The identity theft prevention program must be updated periodically “to reflect changes in risks to customers and to the safety and soundness of the [health insurer] from identity theft.” The program must (a) be approved by the health insurer’s board of directors (or an appropriate board committee), (b) involve the health insurer’s board of directors (or an appropriate board committee) or a designated senior manager in development, implementation, administration and oversight, (c) include staff training to ensure effective implementation, and (d) institute effective oversight of service provider arrangements.

The Red Flag Rule’s Debit and Credit Card

Change of Address Protections (16 C.F.R. § 681.3)

(FTC enforcement effective November 1, 2008)

A health insurer that qualifies as a financial institution or creditor under the Red Flag Rule and issues consumers debit or credit cards is required to establish and implement “reasonable policies and procedures to assess the validity of a change of address” regarding the consumer’s debit or credit card account.
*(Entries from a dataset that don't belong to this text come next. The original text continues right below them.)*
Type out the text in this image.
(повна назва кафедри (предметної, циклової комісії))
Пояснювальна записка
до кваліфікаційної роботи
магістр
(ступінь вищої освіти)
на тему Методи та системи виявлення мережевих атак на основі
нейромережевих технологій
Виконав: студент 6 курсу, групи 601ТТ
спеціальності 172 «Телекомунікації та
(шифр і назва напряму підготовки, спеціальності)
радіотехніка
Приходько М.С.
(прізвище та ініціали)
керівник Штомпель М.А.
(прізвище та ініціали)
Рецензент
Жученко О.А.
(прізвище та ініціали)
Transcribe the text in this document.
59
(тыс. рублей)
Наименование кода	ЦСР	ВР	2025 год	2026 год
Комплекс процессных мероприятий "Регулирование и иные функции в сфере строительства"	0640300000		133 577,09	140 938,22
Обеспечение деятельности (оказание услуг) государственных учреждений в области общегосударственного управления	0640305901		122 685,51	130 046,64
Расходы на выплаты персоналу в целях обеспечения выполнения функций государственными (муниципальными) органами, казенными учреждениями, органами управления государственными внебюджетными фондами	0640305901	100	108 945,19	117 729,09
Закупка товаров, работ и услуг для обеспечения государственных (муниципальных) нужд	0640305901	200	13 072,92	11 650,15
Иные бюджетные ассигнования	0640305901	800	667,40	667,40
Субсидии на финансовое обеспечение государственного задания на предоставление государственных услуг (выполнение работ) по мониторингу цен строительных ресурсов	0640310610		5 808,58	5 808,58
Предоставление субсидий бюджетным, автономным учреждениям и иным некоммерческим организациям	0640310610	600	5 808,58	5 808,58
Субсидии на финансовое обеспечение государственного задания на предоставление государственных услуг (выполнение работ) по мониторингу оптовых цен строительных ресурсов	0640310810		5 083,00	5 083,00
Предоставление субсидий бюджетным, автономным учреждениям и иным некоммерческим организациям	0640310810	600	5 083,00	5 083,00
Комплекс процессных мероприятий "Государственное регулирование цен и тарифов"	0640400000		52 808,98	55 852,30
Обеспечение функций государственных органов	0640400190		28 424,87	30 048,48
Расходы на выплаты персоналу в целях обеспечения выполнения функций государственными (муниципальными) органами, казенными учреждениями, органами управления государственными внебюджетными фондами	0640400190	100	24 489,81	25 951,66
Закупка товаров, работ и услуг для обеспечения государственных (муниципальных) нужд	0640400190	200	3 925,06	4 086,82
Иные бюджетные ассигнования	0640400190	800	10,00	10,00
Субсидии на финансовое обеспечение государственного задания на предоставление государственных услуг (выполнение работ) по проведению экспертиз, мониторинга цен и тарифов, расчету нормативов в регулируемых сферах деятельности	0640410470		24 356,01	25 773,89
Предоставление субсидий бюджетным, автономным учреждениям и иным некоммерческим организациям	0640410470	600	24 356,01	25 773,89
The health insurer must apply these policies and procedures if, “within a short period of time” after receipt of a change of address notice (to be no shorter than the first 30 days following receipt of the change of address notice), the health insurer receives “a request for an additional or replacement card for the same account.”

No additional or replacement card may be issued in these situations until the health insurer has either (a) given the consumer holding the debit or credit card a reasonable means of promptly reporting discrepancies to the health insurer, after the health insurer notifies the consumer, at the consumer’s former address or by other communications to which the health insurer and the consumer have previously agreed, of the request for the additional or replacement card, or (b) otherwise assessed the validity of the change of address in accordance with its identity theft prevention program.